MicroRNA-195-5p regulates carbon monoxide releasing molecule-3-induced
osteogenic differentiation of rat bone marrow mesenchymal stem cells by
targeting Wnt3a
Abstract
Background and Purpose: Bone marrow-derived mesenchymal stem cells
(BMSCs) are potential in promoting bone regeneration for their
multipotential differentiation capacity. Our previous study showed that
carbon monoxide releasing molecule-3 (CORM-3) promoted the osteogenic
differentiation of rat BMSCs. However, the mechanism was not clearly
understood. MicroRNAs (miRNAs) play a critical role in regulating the
osteogenic differentiation of BMSCs. We therefore investigated the role
of miR-195-5p in CORM-3-induced osteogenic differentiation. Experimental
Approach: The rat BMSCs were transfected with miR-195-5p mimics,
miR-195-5p inhibitor, pcDNA3.1-Wnt3a, Wnt3a siRNA or their corresponding
controls.
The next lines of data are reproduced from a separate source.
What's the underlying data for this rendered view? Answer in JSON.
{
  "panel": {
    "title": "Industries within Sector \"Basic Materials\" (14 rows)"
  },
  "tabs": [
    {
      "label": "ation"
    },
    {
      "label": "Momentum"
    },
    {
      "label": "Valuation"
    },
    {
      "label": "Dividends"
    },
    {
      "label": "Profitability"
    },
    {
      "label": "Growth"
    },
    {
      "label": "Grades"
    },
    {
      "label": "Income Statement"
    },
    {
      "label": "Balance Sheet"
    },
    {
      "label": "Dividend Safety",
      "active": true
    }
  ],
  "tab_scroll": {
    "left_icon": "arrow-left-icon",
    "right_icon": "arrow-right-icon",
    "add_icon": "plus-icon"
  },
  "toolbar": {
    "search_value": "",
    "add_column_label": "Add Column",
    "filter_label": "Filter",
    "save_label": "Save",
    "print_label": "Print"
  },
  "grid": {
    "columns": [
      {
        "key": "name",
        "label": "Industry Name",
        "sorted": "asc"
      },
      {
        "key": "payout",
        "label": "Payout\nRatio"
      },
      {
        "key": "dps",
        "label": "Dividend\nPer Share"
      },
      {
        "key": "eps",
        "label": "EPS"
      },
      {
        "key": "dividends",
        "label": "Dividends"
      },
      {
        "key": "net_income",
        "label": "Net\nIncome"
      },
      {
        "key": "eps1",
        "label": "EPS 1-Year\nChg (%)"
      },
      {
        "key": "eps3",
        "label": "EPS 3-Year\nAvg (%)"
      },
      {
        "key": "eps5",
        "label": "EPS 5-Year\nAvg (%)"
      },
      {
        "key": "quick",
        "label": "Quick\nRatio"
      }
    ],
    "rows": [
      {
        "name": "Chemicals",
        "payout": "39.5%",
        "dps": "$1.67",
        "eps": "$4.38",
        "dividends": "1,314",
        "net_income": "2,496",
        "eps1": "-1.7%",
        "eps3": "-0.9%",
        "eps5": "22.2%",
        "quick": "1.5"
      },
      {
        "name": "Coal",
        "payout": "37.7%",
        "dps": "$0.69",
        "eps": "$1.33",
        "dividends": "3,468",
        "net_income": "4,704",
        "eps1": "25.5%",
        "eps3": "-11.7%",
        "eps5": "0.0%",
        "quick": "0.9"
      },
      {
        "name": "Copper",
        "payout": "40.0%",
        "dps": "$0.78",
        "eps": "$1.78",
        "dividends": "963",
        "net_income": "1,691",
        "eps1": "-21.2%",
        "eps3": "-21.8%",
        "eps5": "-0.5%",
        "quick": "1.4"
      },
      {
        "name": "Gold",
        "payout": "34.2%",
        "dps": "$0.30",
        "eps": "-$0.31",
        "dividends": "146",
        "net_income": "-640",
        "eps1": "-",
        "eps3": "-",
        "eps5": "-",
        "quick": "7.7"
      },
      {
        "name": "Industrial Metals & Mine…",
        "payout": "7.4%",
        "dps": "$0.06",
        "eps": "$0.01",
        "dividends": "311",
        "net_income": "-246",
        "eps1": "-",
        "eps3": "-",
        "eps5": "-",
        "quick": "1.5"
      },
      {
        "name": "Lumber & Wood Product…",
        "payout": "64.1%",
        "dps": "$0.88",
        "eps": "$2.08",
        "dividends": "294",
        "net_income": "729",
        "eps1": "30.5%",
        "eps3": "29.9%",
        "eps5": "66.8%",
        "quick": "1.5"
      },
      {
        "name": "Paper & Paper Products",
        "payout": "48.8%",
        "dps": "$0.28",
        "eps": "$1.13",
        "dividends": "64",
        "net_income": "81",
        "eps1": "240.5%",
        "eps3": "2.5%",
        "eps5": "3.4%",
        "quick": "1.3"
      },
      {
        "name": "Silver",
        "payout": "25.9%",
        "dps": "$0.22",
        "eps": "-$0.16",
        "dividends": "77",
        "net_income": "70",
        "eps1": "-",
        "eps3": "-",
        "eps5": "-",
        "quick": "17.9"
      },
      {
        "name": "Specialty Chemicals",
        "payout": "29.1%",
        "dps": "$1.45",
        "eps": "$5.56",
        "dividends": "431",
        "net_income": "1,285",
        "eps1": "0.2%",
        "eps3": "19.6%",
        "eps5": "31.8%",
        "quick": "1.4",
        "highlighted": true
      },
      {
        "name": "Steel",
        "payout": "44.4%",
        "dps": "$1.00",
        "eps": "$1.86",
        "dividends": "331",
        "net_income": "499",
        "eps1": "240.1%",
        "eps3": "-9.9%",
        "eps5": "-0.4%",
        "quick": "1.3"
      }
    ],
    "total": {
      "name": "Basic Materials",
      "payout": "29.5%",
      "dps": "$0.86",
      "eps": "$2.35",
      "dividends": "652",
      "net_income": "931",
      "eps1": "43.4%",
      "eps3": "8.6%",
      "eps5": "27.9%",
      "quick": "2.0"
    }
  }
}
The rat BMSCs osteogenic differentiation was assessed by
quantitative real-time polymerase chain reaction, Western blot and
alizarin red staining. In addition, dual luciferase assay was used for
the verification of targeting relationship between miR-195-5p and Wnt3a.
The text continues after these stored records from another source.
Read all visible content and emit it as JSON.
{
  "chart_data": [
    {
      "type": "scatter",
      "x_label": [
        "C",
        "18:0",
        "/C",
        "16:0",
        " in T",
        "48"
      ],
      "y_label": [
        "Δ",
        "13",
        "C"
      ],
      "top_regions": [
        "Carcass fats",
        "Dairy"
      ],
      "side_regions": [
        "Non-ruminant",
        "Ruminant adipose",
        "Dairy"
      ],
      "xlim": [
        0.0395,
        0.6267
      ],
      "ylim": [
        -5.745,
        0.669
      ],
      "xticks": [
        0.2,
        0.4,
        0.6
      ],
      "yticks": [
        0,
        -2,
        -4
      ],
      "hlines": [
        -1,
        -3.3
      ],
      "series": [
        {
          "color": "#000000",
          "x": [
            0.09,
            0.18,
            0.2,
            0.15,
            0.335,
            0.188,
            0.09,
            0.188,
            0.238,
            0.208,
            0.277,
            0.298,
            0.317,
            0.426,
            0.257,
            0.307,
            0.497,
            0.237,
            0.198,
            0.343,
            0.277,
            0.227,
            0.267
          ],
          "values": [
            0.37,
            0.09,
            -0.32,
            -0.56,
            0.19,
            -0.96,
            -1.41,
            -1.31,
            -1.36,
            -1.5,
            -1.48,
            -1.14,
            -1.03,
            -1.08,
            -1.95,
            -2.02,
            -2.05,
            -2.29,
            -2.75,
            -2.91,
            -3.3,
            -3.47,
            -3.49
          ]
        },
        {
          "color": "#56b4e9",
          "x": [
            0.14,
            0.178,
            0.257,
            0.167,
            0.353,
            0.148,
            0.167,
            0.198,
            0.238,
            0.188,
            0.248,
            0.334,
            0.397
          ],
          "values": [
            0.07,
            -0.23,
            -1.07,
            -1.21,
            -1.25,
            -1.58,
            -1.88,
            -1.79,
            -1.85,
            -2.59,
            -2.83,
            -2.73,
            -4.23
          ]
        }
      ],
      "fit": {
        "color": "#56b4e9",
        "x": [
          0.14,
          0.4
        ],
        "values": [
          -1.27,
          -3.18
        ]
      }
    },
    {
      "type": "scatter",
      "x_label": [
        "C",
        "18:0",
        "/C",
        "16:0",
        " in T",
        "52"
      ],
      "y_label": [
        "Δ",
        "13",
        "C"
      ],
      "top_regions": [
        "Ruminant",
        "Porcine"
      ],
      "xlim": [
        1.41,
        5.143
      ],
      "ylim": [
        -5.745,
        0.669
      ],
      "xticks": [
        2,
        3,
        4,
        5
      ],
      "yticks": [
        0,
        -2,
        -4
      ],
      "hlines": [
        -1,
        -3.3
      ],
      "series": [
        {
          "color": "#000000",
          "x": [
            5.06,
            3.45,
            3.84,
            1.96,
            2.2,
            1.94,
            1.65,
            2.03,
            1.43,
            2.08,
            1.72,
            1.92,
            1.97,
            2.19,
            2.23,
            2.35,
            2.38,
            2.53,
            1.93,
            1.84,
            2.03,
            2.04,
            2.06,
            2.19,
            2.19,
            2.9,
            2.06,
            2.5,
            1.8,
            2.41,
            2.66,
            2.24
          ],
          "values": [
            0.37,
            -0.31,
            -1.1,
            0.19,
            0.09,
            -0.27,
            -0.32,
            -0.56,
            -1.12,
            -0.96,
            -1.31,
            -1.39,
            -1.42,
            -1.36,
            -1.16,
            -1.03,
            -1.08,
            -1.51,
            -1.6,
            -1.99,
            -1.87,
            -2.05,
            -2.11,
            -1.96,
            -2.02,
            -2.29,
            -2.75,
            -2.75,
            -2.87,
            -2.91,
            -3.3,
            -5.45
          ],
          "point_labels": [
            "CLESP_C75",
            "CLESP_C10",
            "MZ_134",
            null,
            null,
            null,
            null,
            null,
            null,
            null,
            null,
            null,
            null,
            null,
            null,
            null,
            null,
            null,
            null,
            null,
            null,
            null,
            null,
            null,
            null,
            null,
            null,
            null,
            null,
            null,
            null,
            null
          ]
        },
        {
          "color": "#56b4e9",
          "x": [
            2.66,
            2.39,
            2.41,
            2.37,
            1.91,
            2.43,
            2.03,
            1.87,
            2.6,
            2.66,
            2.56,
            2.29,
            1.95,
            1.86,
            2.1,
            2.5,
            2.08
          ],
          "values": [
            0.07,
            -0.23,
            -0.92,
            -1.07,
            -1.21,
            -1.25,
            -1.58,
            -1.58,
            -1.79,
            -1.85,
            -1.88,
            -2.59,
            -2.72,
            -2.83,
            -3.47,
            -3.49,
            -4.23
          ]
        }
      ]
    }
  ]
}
Key Results: miR-195-5p was down-regulated during the CORM-3-induced
osteogenic differentiation of rat BMSCs. Overexpression of miR-195-5p
inhibited CORM-3-induced osteogenic differentiation of rat BMSCs,
evidenced by significantly decreased mRNA and protein expressions of
runt-related transcription factor 2 and osteopontin, and matrix
mineralization demonstrated. Whereas, inhibition of miR-195-5p
expression enhanced osteogenic differentiation. miR-195-5p directly
targeted Wnt3a. Overexpression of Wnt3a increased CORM-3-induced
osteogenic differentiation of rat BMSCs, the opposite effect was
observed in Wnt3a-deficient cells. Moreover, the inhibitory effect of
miR-195-5p overexpression on CORM-3-induced osteogenic differentiation
was rescued by Wnt3a overexpression. Conclusion and Implications: These
results demonstrated that miR-195-5p may negatively regulate
CORM-3-induced osteogenic differentiation of rat BMSCs by targeting
Wnt3a, which provided insight into new mechanism of CORM-3, and
theoretical basis for bone regeneration.